The modern financial markets are driven by the rigorous application of quantitative analysis. Financial models, ranging from simple linear regressions to complex neural networks, are used extensively to identify potential future stock prices, analyze trading opportunities and inform the decisions of corporate executives. However, the applications of financial models come with a degree of risk, known as “model risk”.

Model risk refers to the possibility that a financial model is not accurate enough to generate reliable estimations of future conditions. Many different factors can cause model risk - bad specifications, data errors, coding errors, or problems with calibration - and it can significantly impair decision-making capabilities within a business.

For instance, a model may be mis-specified by including variables which are not suitable for their intended purpose, or simply by not including other pertinent variables. In some cases, programming or data entry errors can also lead to incorrect model estimations – any deviations from the expected behavior of the model can cause major issues for its end users. Lastly, bad calibration of models can lead to distorted predictions.
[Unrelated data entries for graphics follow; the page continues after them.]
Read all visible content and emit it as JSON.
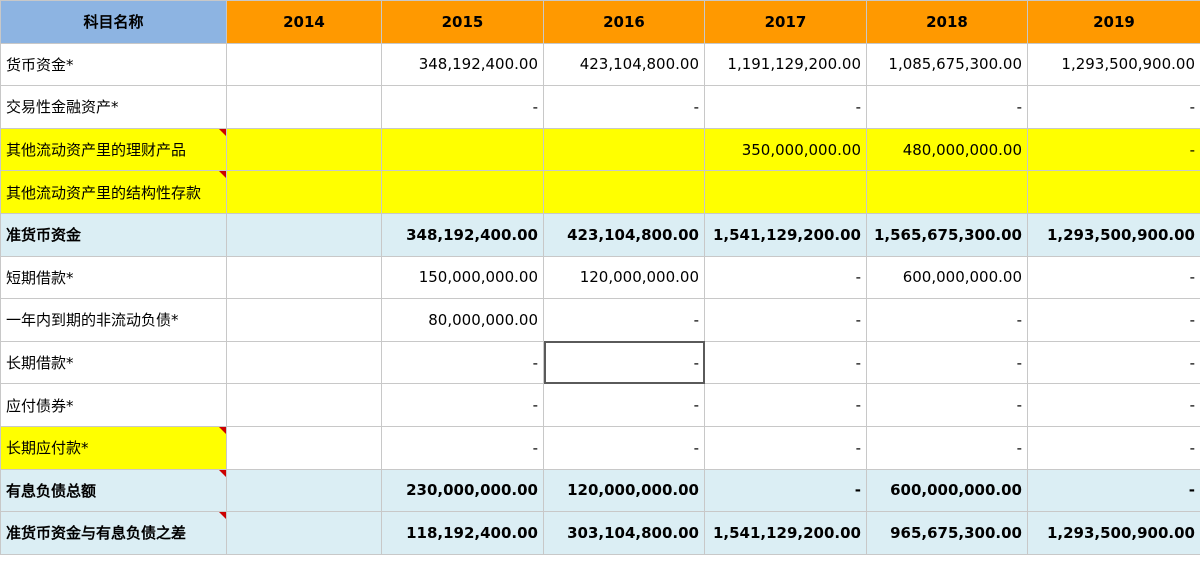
{
  "header": {
    "label": "科目名称",
    "years": [
      "2014",
      "2015",
      "2016",
      "2017",
      "2018",
      "2019"
    ]
  },
  "rows": [
    {
      "label": "货币资金*",
      "values": [
        "",
        "348,192,400.00",
        "423,104,800.00",
        "1,191,129,200.00",
        "1,085,675,300.00",
        "1,293,500,900.00"
      ]
    },
    {
      "label": "交易性金融资产*",
      "values": [
        "",
        "-",
        "-",
        "-",
        "-",
        "-"
      ]
    },
    {
      "label": "其他流动资产里的理财产品",
      "values": [
        "",
        "",
        "",
        "350,000,000.00",
        "480,000,000.00",
        "-"
      ]
    },
    {
      "label": "其他流动资产里的结构性存款",
      "values": [
        "",
        "",
        "",
        "",
        "",
        ""
      ]
    },
    {
      "label": "准货币资金",
      "values": [
        "",
        "348,192,400.00",
        "423,104,800.00",
        "1,541,129,200.00",
        "1,565,675,300.00",
        "1,293,500,900.00"
      ]
    },
    {
      "label": "短期借款*",
      "values": [
        "",
        "150,000,000.00",
        "120,000,000.00",
        "-",
        "600,000,000.00",
        "-"
      ]
    },
    {
      "label": "一年内到期的非流动负债*",
      "values": [
        "",
        "80,000,000.00",
        "-",
        "-",
        "-",
        "-"
      ]
    },
    {
      "label": "长期借款*",
      "values": [
        "",
        "-",
        "-",
        "-",
        "-",
        "-"
      ]
    },
    {
      "label": "应付债券*",
      "values": [
        "",
        "-",
        "-",
        "-",
        "-",
        "-"
      ]
    },
    {
      "label": "长期应付款*",
      "values": [
        "",
        "-",
        "-",
        "-",
        "-",
        "-"
      ]
    },
    {
      "label": "有息负债总额",
      "values": [
        "",
        "230,000,000.00",
        "120,000,000.00",
        "-",
        "600,000,000.00",
        "-"
      ]
    },
    {
      "label": "准货币资金与有息负债之差",
      "values": [
        "",
        "118,192,400.00",
        "303,104,800.00",
        "1,541,129,200.00",
        "965,675,300.00",
        "1,293,500,900.00"
      ]
    }
  ],
  "colors": {
    "header_label_bg": "#8db4e2",
    "header_year_bg": "#ff9900",
    "highlight_yellow": "#ffff00",
    "summary_row_bg": "#dbeef4",
    "comment_marker": "#cc0000"
  }
}
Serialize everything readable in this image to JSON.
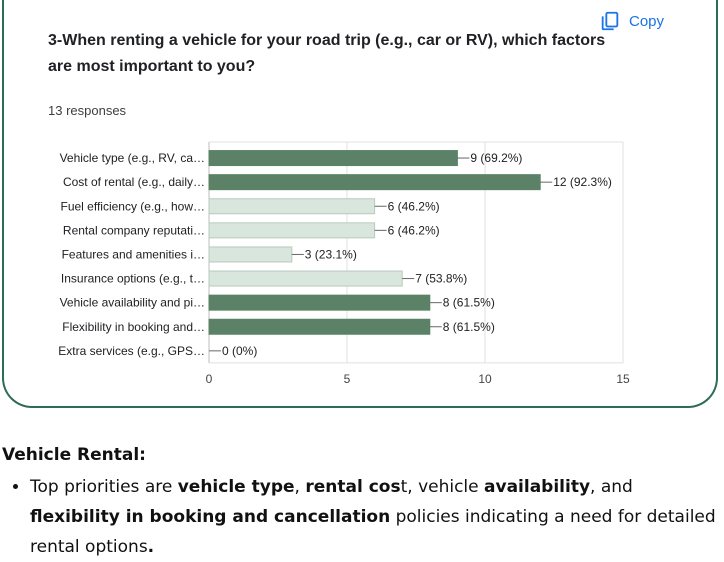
{
  "copy_label": "Copy",
  "question": "3-When renting a vehicle for your road trip (e.g., car or RV), which factors are most important to you?",
  "responses": "13 responses",
  "colors": {
    "dark": "#5b8266",
    "light": "#d9e6dd",
    "border": "#2f6b5a"
  },
  "chart_data": {
    "type": "bar",
    "orientation": "horizontal",
    "categories": [
      "Vehicle type (e.g., RV, ca…",
      "Cost of rental (e.g., daily…",
      "Fuel efficiency (e.g., how…",
      "Rental company reputati…",
      "Features and amenities i…",
      "Insurance options (e.g., t…",
      "Vehicle availability and pi…",
      "Flexibility in booking and…",
      "Extra services (e.g., GPS…"
    ],
    "values": [
      9,
      12,
      6,
      6,
      3,
      7,
      8,
      8,
      0
    ],
    "data_labels": [
      "9 (69.2%)",
      "12 (92.3%)",
      "6 (46.2%)",
      "6 (46.2%)",
      "3 (23.1%)",
      "7 (53.8%)",
      "8 (61.5%)",
      "8 (61.5%)",
      "0 (0%)"
    ],
    "highlight": [
      true,
      true,
      false,
      false,
      false,
      false,
      true,
      true,
      false
    ],
    "xlim": [
      0,
      15
    ],
    "xticks": [
      "0",
      "5",
      "10",
      "15"
    ],
    "grid": true
  },
  "summary": {
    "heading": "Vehicle Rental:",
    "bullet": {
      "t1": "Top priorities are ",
      "b1": "vehicle type",
      "t2": ", ",
      "b2": "rental cos",
      "t3": "t, vehicle ",
      "b3": "availability",
      "t4": ", and ",
      "b4": "flexibility in booking and cancellation",
      "t5": " policies indicating a need for detailed rental options",
      "b5": "."
    }
  }
}
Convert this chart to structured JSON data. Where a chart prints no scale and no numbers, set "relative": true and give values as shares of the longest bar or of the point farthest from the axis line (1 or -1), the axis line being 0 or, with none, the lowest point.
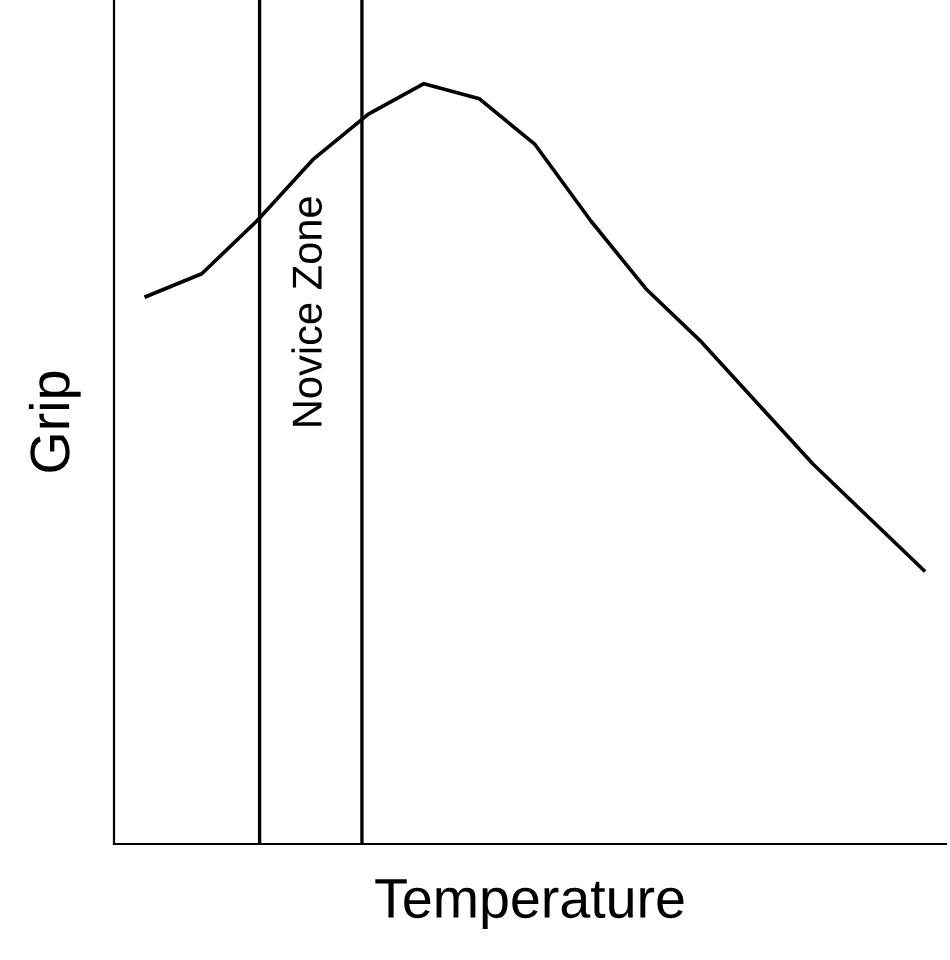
{
  "chart_data": {
    "type": "line",
    "relative": true,
    "xlabel": "Temperature",
    "ylabel": "Grip",
    "categories": [
      null,
      null,
      null,
      null,
      null,
      null,
      null,
      null,
      null,
      null,
      null,
      null,
      null,
      null,
      null
    ],
    "series": [
      {
        "color": "#000000",
        "values": [
          0.72,
          0.75,
          0.82,
          0.9,
          0.96,
          1.0,
          0.98,
          0.92,
          0.82,
          0.73,
          0.66,
          0.58,
          0.5,
          0.43,
          0.36
        ]
      }
    ],
    "annotations": [
      "Novice Zone"
    ],
    "legend": false,
    "marker": "none",
    "line_style": "solid"
  }
}
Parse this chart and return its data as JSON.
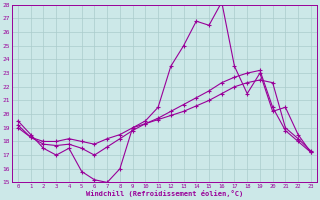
{
  "xlabel": "Windchill (Refroidissement éolien,°C)",
  "x": [
    0,
    1,
    2,
    3,
    4,
    5,
    6,
    7,
    8,
    9,
    10,
    11,
    12,
    13,
    14,
    15,
    16,
    17,
    18,
    19,
    20,
    21,
    22,
    23
  ],
  "line1": [
    19.5,
    18.5,
    17.5,
    17.0,
    17.5,
    15.8,
    15.2,
    15.0,
    16.0,
    19.0,
    19.5,
    20.5,
    23.5,
    25.0,
    26.8,
    26.5,
    28.2,
    23.5,
    21.5,
    23.0,
    20.2,
    20.5,
    18.5,
    17.2
  ],
  "line2": [
    19.2,
    18.3,
    18.0,
    18.0,
    18.2,
    18.0,
    17.8,
    18.2,
    18.5,
    19.0,
    19.3,
    19.6,
    19.9,
    20.2,
    20.6,
    21.0,
    21.5,
    22.0,
    22.3,
    22.5,
    22.3,
    19.0,
    18.2,
    17.3
  ],
  "line3": [
    19.0,
    18.3,
    17.8,
    17.7,
    17.8,
    17.5,
    17.0,
    17.6,
    18.2,
    18.8,
    19.3,
    19.7,
    20.2,
    20.7,
    21.2,
    21.7,
    22.3,
    22.7,
    23.0,
    23.2,
    20.5,
    18.8,
    18.0,
    17.2
  ],
  "line_color": "#990099",
  "bg_color": "#cce8e8",
  "grid_color": "#aacccc",
  "ylim": [
    15,
    28
  ],
  "yticks": [
    15,
    16,
    17,
    18,
    19,
    20,
    21,
    22,
    23,
    24,
    25,
    26,
    27,
    28
  ],
  "xticks": [
    0,
    1,
    2,
    3,
    4,
    5,
    6,
    7,
    8,
    9,
    10,
    11,
    12,
    13,
    14,
    15,
    16,
    17,
    18,
    19,
    20,
    21,
    22,
    23
  ]
}
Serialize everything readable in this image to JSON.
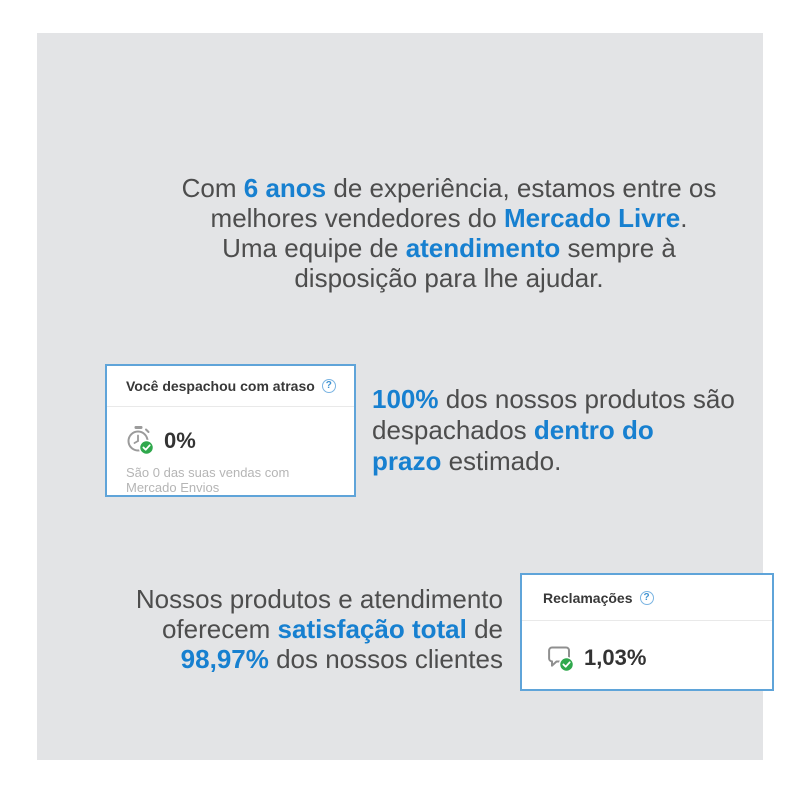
{
  "colors": {
    "accent": "#1780d0",
    "text": "#4d4d4d",
    "panel-bg": "#e3e4e6",
    "card-border": "#5fa4d9",
    "card-title": "#383838",
    "muted": "#b5b5b5",
    "value": "#333333",
    "green": "#2fa84c",
    "divider": "#e9e9e9",
    "help-blue": "#3f93d2",
    "help-border": "#7ab4e2"
  },
  "intro": {
    "segments": [
      {
        "t": "Com "
      },
      {
        "t": "6 anos",
        "b": true
      },
      {
        "t": " de experiência, estamos entre os"
      },
      {
        "br": true
      },
      {
        "t": "melhores vendedores do "
      },
      {
        "t": "Mercado Livre",
        "b": true
      },
      {
        "t": "."
      },
      {
        "br": true
      },
      {
        "t": "Uma equipe de "
      },
      {
        "t": "atendimento",
        "b": true
      },
      {
        "t": " sempre à"
      },
      {
        "br": true
      },
      {
        "t": "disposição para lhe ajudar."
      }
    ]
  },
  "shipping_text": {
    "segments": [
      {
        "t": "100%",
        "b": true
      },
      {
        "t": " dos nossos produtos são"
      },
      {
        "br": true
      },
      {
        "t": "despachados "
      },
      {
        "t": "dentro do",
        "b": true
      },
      {
        "br": true
      },
      {
        "t": "prazo",
        "b": true
      },
      {
        "t": " estimado."
      }
    ]
  },
  "satisfaction_text": {
    "segments": [
      {
        "t": "Nossos produtos e atendimento"
      },
      {
        "br": true
      },
      {
        "t": "oferecem "
      },
      {
        "t": "satisfação total",
        "b": true
      },
      {
        "t": " de"
      },
      {
        "br": true
      },
      {
        "t": "98,97%",
        "b": true
      },
      {
        "t": " dos nossos clientes"
      }
    ]
  },
  "shipping_card": {
    "title": "Você despachou com atraso",
    "help_label": "?",
    "value": "0%",
    "subtitle": "São 0 das suas vendas com Mercado Envios",
    "icon": "stopwatch-check-icon"
  },
  "claims_card": {
    "title": "Reclamações",
    "help_label": "?",
    "value": "1,03%",
    "icon": "chat-bubble-check-icon"
  }
}
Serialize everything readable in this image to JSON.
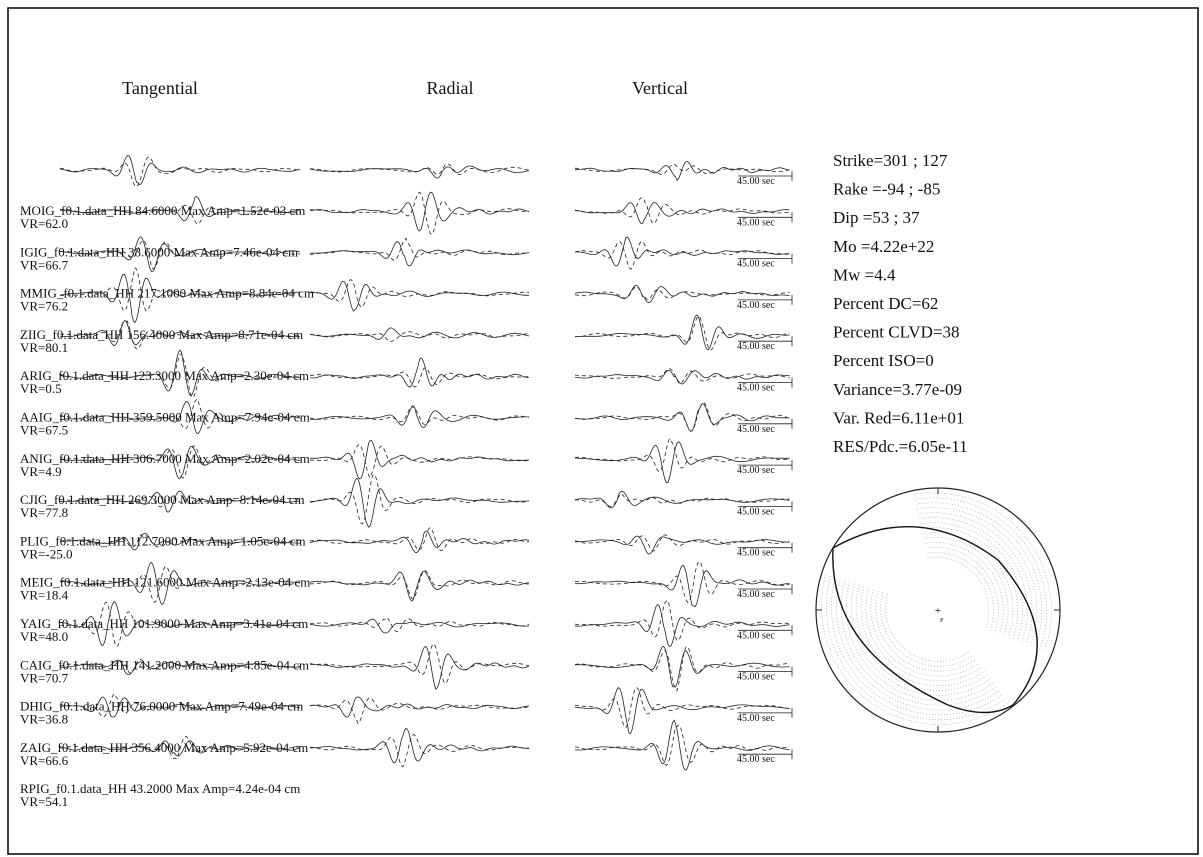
{
  "columns": [
    "Tangential",
    "Radial",
    "Vertical"
  ],
  "stations": [
    {
      "label": "MOIG_f0.1.data_HH 84.6000 Max Amp=1.52e-03 cm",
      "vr": "VR=62.0"
    },
    {
      "label": "IGIG_f0.1.data_HH 38.6000 Max Amp=7.46e-04 cm",
      "vr": "VR=66.7"
    },
    {
      "label": "MMIG_f0.1.data_HH 217.1000 Max Amp=8.84e-04 cm",
      "vr": "VR=76.2"
    },
    {
      "label": "ZIIG_f0.1.data_HH 156.4000 Max Amp=8.71e-04 cm",
      "vr": "VR=80.1"
    },
    {
      "label": "ARIG_f0.1.data_HH 123.3000 Max Amp=2.30e-04 cm",
      "vr": "VR=0.5"
    },
    {
      "label": "AAIG_f0.1.data_HH 359.5000 Max Amp=7.94e-04 cm",
      "vr": "VR=67.5"
    },
    {
      "label": "ANIG_f0.1.data_HH 306.7000 Max Amp=2.02e-04 cm",
      "vr": "VR=4.9"
    },
    {
      "label": "CJIG_f0.1.data_HH 269.3000 Max Amp=8.14e-04 cm",
      "vr": "VR=77.8"
    },
    {
      "label": "PLIG_f0.1.data_HH 112.7000 Max Amp=1.05e-04 cm",
      "vr": "VR=-25.0"
    },
    {
      "label": "MEIG_f0.1.data_HH 121.6000 Max Amp=2.13e-04 cm",
      "vr": "VR=18.4"
    },
    {
      "label": "YAIG_f0.1.data_HH 101.9000 Max Amp=3.41e-04 cm",
      "vr": "VR=48.0"
    },
    {
      "label": "CAIG_f0.1.data_HH 141.2000 Max Amp=4.85e-04 cm",
      "vr": "VR=70.7"
    },
    {
      "label": "DHIG_f0.1.data_HH 76.0000 Max Amp=7.49e-04 cm",
      "vr": "VR=36.8"
    },
    {
      "label": "ZAIG_f0.1.data_HH 356.4000 Max Amp=5.92e-04 cm",
      "vr": "VR=66.6"
    },
    {
      "label": "RPIG_f0.1.data_HH 43.2000 Max Amp=4.24e-04 cm",
      "vr": "VR=54.1"
    }
  ],
  "scale_labels": [
    "45.00 sec",
    "45.00 sec",
    "45.00 sec",
    "45.00 sec",
    "45.00 sec",
    "45.00 sec",
    "45.00 sec",
    "45.00 sec",
    "45.00 sec",
    "45.00 sec",
    "45.00 sec",
    "45.00 sec",
    "45.00 sec",
    "45.00 sec",
    "45.00 sec"
  ],
  "solution": [
    "Strike=301 ; 127",
    "Rake =-94 ; -85",
    "Dip =53 ; 37",
    "Mo =4.22e+22",
    "Mw =4.4",
    "Percent DC=62",
    "Percent CLVD=38",
    "Percent ISO=0",
    "Variance=3.77e-09",
    "Var. Red=6.11e+01",
    "RES/Pdc.=6.05e-11"
  ],
  "beachball": {
    "center_mark": "+",
    "p_mark": "P"
  }
}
The most commonly applied methods to reduce model risk are model testing and governance policies. Model testing involves a detailed validation of the components of a model to verify that it is properly specified and functioning correctly. In addition, independent reviews are used to double-check financial models. Companies can also enforce additional governance policies to help prevent misuse of models.

Effective model risk management strategies can help businesses protect their investments and make informed decisions with the help of financial models. Such strategies mitigate the likelihood of misusing an inadequate model and can thus reduce the chances of misinformed decision-making. Companies should thus take appropriate steps to assess, monitor, and control their model risk.